Bapak/Ibu hadiran yang berbahagia
Majene: dari kota pelabuhan menjadi ibukota Mandar
Sebelum menjadi ibukota Afdeling Mandar, Majene merupakan pelabuhan penting, bersama dengan Pamboang, sebagai pusat jaringan maritim Mandar di Selat Makassar.
Ketika perusahaan dagang Belanda mengoperasikan kapal niaganya, Koninklijke Paketvaart Maatschappij (KPM), pada tahun 1891, Majene termasuk jaringan pelayaran pesisir barat Sulawesi antara Teluk Palu – Parepare – Makassar dengan titik berangkat dan kembali di Surabaya. Pada 1910-an, ketika jalur KPM dibuat lebih pendek, Majene termasuk dalam trayek pantai barat Sulawesi.
Secara administratif, sebelum tahun 1909, Majene dan Parepare merupakan satu afdeling di Keresidenan Sulawesi dan Daerah Bawahannya. Sesuai Keputusan Pemerintah Hindia Belanda No.17 tahun 1909 tanggal 5 Juli Majene ditetapkan sebagai Ibukota Afdeling Mandar. Wilayahnya terdiri atas dua onderafdeling yaitu: (1) Majene meliputi lanskap Binuang, Balanipa, Banggae, Pamboang, dan Sendana yang dipimpin langsung oleh Kepala Afdeling; (2) onderafdeling Mamuju dipimpin seorang Penguasa Sipil Perwira (Civiel Gezaghebber), wilayahnya mencakup lanskap Mamuju dan Tapalang.

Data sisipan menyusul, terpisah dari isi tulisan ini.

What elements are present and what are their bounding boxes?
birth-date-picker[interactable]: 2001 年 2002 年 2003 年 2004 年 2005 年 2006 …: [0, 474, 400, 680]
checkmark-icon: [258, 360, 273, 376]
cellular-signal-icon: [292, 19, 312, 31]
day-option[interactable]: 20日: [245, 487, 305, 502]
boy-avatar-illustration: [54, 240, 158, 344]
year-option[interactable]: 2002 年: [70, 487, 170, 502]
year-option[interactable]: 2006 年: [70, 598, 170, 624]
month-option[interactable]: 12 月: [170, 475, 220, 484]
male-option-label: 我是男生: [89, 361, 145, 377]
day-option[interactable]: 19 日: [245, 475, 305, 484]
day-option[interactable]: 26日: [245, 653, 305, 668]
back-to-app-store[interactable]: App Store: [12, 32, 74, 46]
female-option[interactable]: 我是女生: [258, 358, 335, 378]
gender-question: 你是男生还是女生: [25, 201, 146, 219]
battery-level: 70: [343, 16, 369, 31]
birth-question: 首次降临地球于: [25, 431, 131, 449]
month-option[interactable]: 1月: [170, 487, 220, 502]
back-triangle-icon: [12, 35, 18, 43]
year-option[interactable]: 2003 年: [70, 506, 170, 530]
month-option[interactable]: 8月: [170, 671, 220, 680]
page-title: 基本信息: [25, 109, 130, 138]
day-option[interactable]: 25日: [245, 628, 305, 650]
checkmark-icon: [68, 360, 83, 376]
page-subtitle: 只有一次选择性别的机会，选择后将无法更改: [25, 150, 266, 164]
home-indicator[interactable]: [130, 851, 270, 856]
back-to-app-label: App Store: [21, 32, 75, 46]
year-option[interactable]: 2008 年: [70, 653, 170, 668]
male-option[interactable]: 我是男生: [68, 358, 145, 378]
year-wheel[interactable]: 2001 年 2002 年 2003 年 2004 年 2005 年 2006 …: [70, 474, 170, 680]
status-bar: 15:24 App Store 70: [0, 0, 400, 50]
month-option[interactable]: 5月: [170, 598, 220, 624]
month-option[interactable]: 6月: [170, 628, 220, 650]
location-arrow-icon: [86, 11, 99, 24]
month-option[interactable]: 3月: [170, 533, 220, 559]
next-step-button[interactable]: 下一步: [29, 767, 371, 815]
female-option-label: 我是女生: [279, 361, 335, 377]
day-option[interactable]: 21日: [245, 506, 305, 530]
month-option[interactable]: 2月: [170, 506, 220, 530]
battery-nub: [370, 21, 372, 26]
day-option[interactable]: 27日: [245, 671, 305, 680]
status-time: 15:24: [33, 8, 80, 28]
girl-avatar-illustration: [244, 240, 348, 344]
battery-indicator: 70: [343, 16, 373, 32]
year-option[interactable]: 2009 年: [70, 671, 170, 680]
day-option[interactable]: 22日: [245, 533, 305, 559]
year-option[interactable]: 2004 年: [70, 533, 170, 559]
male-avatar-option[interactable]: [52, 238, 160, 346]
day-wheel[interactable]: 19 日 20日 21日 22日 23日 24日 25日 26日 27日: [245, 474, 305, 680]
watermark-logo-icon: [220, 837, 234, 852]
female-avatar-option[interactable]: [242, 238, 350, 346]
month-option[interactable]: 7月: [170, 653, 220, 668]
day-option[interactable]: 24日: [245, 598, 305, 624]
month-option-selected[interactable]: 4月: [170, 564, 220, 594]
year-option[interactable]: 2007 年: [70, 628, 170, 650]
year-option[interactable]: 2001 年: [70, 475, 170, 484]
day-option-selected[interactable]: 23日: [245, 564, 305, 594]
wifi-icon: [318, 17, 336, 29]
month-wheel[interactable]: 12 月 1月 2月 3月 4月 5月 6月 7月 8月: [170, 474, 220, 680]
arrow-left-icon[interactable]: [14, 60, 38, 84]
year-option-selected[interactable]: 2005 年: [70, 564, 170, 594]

Pada tahun 1912, Afdeling Mandar dibagi empat onderafdeling: Majene (ibukota di Majene), Balanipa (Campalagian), Binuang (Polewali) dan Mamuju (Mamuju). Empat tahun kemudian (1916), wilayahnya dibagi menjadi empat onderafdeling: (1) Majene (Majene); (2) Balanipa dan Dataran Rendah Binuang (ibukota Polewali); (3) Mamuju (ibukota Mamaju); dan (4) Pitu Ulunna Salu dan Binuang Atas (ibukota di Malabo).
Seiring penataan administrasif tersebut, Majene tumbuh menjadi kota pelabuhan tersibuk di seluruh Mandar pada tahun 1920-an dan 1930-an. Majene didatangi kapal-kapal KPM empat kali sebulan, sehingga ia menjadi kota pelabuhan paling sibuk di pantai barat Sulawesi, setelah Makassar dan Parepare.
Selain kapal Belanda, palabuhan Majene terutama disinggahi oleh perahu- perahu Mandar yang kembali dari perdagangan di Kepulauan Maluku pada Musim Timur (Mei – September). Pada Musim Barat (Desember – Maret), perahu-perahu tersebut biasanya berlabuh dan bongkar muat di pelabuhan Pamboang, karena pada musim itu pelabuhan Majene tidak aman untuk berlabuh. Kondisi ini melahirkan “pelabuhan kembar” Mandar di Selat Makassar. Jaringan ini digerakkan oleh para pelaut Mandar dengan berbagai jenis perahu seperti padewakang, palari, lete, lambo, paqur, dan sandeq.
Sebelum invasi militer Jepang, Afdeling Mandar dibagi menjadi tiga onderafdeling yaitu: Majene, Polewali, dan Mamuju. Penataan ini tidak berubah pada masa penduduk Jepang (1942-1945), kecuali perubahan nomenklatur dari afdeling menjadi Ken dan onderafdeling menjadi bunken. Majene menjadi ibukota Ken Mandar dan sekaligus ibukota Bunken Majene.
Pada awal kemerdekaan, Mandar pernah menjadi bagian Provinsi Sulawesi. Namun setelah gubernurnya, Ratulangi, ditangkap oleh Belanda dan diasingkan ke Serui pada 5 April 1946, maka Mandar di bawah Negara Indonesia Timur (NIT: 1946-1949) dengan ibukota Majene.